To create, edit, delete, schedule, or execute a data set import, go to Admin→Data Set Imports. Ada currently provides six data import adapters, three file-based: CSV, JSON, and tranSMART; and three RESTful-based: REDCap, Synapse, and eGaIT.

To create a new data set import, select a desired type in a drop down located on the right side.

If there is a data set import similar to the one you want to create, click located on the right side and select the source import in an autocomplete textbox. Then edit it accordingly.

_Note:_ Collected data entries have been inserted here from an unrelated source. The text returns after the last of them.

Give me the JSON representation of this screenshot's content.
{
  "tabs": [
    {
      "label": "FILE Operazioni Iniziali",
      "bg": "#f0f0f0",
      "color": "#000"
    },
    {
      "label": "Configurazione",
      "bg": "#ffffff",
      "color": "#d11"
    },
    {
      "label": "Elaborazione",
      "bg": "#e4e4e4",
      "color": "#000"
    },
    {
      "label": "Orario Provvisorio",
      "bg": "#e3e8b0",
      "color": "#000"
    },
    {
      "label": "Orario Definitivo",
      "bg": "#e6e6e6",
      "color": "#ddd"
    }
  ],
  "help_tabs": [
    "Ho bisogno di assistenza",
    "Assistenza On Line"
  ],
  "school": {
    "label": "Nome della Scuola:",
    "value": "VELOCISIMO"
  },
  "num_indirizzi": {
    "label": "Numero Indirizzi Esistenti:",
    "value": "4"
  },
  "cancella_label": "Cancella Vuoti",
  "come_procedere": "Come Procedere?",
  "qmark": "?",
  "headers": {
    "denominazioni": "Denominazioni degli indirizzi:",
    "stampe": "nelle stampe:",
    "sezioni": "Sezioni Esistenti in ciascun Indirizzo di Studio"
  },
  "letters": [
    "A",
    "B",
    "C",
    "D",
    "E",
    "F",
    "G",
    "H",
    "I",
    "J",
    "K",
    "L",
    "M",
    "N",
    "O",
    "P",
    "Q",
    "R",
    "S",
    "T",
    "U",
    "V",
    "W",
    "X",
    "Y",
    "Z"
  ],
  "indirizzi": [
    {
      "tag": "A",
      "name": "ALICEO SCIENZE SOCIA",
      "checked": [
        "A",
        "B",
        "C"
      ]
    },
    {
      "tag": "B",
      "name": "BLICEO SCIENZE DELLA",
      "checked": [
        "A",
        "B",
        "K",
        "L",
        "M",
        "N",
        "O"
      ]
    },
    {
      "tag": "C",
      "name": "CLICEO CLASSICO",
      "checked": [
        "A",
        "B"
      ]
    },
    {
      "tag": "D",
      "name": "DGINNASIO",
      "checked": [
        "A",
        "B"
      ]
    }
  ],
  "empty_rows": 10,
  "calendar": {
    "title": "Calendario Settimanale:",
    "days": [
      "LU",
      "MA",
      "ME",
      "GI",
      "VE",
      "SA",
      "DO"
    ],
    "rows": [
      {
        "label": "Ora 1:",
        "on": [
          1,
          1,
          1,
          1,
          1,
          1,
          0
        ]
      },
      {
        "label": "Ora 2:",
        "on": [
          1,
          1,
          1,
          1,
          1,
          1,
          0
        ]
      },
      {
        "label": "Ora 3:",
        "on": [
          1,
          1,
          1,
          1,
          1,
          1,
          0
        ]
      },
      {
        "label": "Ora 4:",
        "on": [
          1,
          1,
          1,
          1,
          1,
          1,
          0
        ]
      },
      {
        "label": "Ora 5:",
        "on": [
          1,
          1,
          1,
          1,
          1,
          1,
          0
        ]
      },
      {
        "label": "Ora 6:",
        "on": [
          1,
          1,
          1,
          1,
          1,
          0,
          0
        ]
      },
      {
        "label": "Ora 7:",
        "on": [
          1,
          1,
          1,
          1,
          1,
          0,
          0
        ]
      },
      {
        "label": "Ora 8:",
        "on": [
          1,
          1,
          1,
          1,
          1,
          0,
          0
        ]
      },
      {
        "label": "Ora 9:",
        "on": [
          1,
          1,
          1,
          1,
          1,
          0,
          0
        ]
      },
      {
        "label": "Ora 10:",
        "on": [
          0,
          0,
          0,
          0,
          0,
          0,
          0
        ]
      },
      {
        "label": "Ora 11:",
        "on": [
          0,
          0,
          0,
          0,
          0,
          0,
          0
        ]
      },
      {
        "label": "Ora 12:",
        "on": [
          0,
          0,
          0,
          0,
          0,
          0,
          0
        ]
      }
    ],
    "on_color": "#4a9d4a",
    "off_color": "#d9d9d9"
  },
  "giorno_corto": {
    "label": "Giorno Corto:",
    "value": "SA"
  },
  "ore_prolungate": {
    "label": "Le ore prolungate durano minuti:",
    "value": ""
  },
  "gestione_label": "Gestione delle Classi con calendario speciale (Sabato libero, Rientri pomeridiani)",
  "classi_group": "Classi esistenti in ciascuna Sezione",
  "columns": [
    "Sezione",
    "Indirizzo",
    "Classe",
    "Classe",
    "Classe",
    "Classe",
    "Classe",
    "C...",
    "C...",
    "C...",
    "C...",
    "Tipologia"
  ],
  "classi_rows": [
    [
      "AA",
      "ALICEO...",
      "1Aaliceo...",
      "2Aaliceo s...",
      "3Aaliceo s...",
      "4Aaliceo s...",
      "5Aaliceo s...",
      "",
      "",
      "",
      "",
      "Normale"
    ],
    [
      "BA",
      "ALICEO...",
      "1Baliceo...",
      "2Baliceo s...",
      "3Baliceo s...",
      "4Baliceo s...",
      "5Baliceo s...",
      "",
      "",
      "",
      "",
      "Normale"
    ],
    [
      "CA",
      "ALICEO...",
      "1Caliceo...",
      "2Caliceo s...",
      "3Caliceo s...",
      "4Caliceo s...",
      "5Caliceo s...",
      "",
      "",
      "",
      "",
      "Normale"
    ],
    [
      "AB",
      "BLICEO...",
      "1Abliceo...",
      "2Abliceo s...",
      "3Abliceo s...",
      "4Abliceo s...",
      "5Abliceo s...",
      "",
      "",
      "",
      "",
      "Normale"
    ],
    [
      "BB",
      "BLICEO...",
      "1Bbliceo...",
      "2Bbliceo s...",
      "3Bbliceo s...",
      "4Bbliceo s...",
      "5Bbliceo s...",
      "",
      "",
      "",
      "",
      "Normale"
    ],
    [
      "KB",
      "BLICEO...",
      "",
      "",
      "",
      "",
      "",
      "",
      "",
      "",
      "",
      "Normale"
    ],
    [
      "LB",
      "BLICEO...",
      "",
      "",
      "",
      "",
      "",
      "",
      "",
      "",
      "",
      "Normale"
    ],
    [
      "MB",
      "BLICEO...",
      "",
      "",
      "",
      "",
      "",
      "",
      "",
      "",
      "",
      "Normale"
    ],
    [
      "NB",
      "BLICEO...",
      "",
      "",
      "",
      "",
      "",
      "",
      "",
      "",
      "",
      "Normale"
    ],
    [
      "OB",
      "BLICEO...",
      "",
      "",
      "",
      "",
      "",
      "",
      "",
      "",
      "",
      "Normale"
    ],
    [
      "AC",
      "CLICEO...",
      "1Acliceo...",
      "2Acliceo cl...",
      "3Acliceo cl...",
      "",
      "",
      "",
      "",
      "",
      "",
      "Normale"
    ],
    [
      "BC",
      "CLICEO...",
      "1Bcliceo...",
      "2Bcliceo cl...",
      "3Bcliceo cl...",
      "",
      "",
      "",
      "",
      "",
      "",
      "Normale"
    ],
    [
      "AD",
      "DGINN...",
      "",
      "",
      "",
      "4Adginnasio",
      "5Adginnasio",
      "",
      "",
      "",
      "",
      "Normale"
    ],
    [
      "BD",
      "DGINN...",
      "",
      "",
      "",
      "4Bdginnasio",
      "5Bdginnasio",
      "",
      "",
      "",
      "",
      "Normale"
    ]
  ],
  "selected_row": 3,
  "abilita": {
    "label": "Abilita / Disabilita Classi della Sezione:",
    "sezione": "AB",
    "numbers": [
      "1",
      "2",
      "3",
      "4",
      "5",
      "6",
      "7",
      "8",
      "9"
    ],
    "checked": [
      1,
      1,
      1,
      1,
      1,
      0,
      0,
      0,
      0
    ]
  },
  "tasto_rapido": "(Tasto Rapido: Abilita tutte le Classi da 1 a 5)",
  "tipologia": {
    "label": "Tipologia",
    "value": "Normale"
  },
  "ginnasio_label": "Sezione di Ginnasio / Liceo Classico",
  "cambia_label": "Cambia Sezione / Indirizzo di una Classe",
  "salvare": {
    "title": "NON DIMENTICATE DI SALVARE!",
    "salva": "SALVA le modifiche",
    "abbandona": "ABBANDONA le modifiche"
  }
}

To execute a data set import click at the associated row in the list table. Note that you do not need to wait for the import to fully proceed and meanwhile (as it is being executed) you can continue working at different sections of Ada. Depending on the data set size an import might take several seconds to minutes to finish.

Note
Data sets can be imported only by admins! If you have data that you believe should be imported to (a specific instance of) Ada, contact your admin.

Data Set Info

This panel specifies the data set's identity info:

  • Data space name usually corresponds to the study or project name and is manifested as a navigation tree node where a data set will be imported to.
  • Data set name is the display name of a data set (can be changed later).
  • Data set id is the unique data set identifier, which is automatically generated as <data_space_name>.<data_set_name> but can be overridden if needed. This identifier cannot be changed once a data set is imported.


Setting

The technical setting of a data set containing, e.g., key field, default distribution field, and filter show style. Note that this can (and most likely should) be changed after an import, so it is sufficient to specify only Storage Type (defaults to Elastic Search).


Schedule

Schedule defined by hour, minute, and second of the day, when a data set import should be periodically executed. In the schedule example of the right an import is set to be executed every day at 1am. Note that if scheduling is desired Yes must be checked (defaults to No).


CSV

One of the most common file-based import types for a csv file specified as

  • Source is either local (uploaded by an admin through the browser) or server-stored, in which case a path needs to be provided. Note that once a data set import is created a local file (if specified) is uploaded to the Ada server and the type is switched automatically to server-side.
  • Delimiter defaults to comma (,). For tab-delimited files enter\t as shown in the example.
  • EOL
  • Charset Name
  • Match Quotes
  • Infer Field Types must be checked if field types are supposed to be inferred from the column values. Warning: if unchecked ALL fields/columns are considered to be Strings.
  • Inference Max Enum Values Count defines the maximal number of distinct string values for which field enum type should be inferred. Defaults to 20.
  • Inference Min Avg Values per Enum defines the minimal allowed count per each distinct string value for which field enum type should be inferred. Defaults to 1.5.
  • Array Delimiter
  • Boolean Include Numbers says (if checked) that fields/columns containing solely 0 and 1 numeric values will be inferred as Booleans.
  • Save Batch Size


JSON

File-based import for a json file specified as

  • Source
  • Charset Name
  • Infer Field Types
  • Inference Max Enum Values Count
  • Inference Min Avg Values per Enum
  • Array Delimiter
  • Boolean Include Numbers
  • Save Batch Size


tranSMART

File-based import for tranSMART data and mapping files specified as

  • Data Source
  • Mapping Source
  • Charset Name
  • Match Quotes
  • Infer Field Types
  • Inference Max Enum Values Count
  • Inference Min Avg Values per Enum
  • Array Delimiter
  • Boolean Include Numbers
  • Save Batch Size


REDCap

RESTful-based import for a REDCap data capture system specified as

  • URL
  • Token
  • Import Dictionary?
  • Event Names
  • Categories To Inherit From First Visit
  • Save Batch Size


Synapse

RESTful-based import for Synapse, Sage Bionetworks's data provenance system, specified as

  • Table Id
  • Batch Size
  • Download Column Files?
  • Bulk Download Group Number


eGaIT

RESTful-based import for an eGaIT server storing shoe-sensor data specified as

  • Import Raw Data

Note
Due to the fact that eGaIT company does not exist anymore, this data set import adapter will be soon dereleased.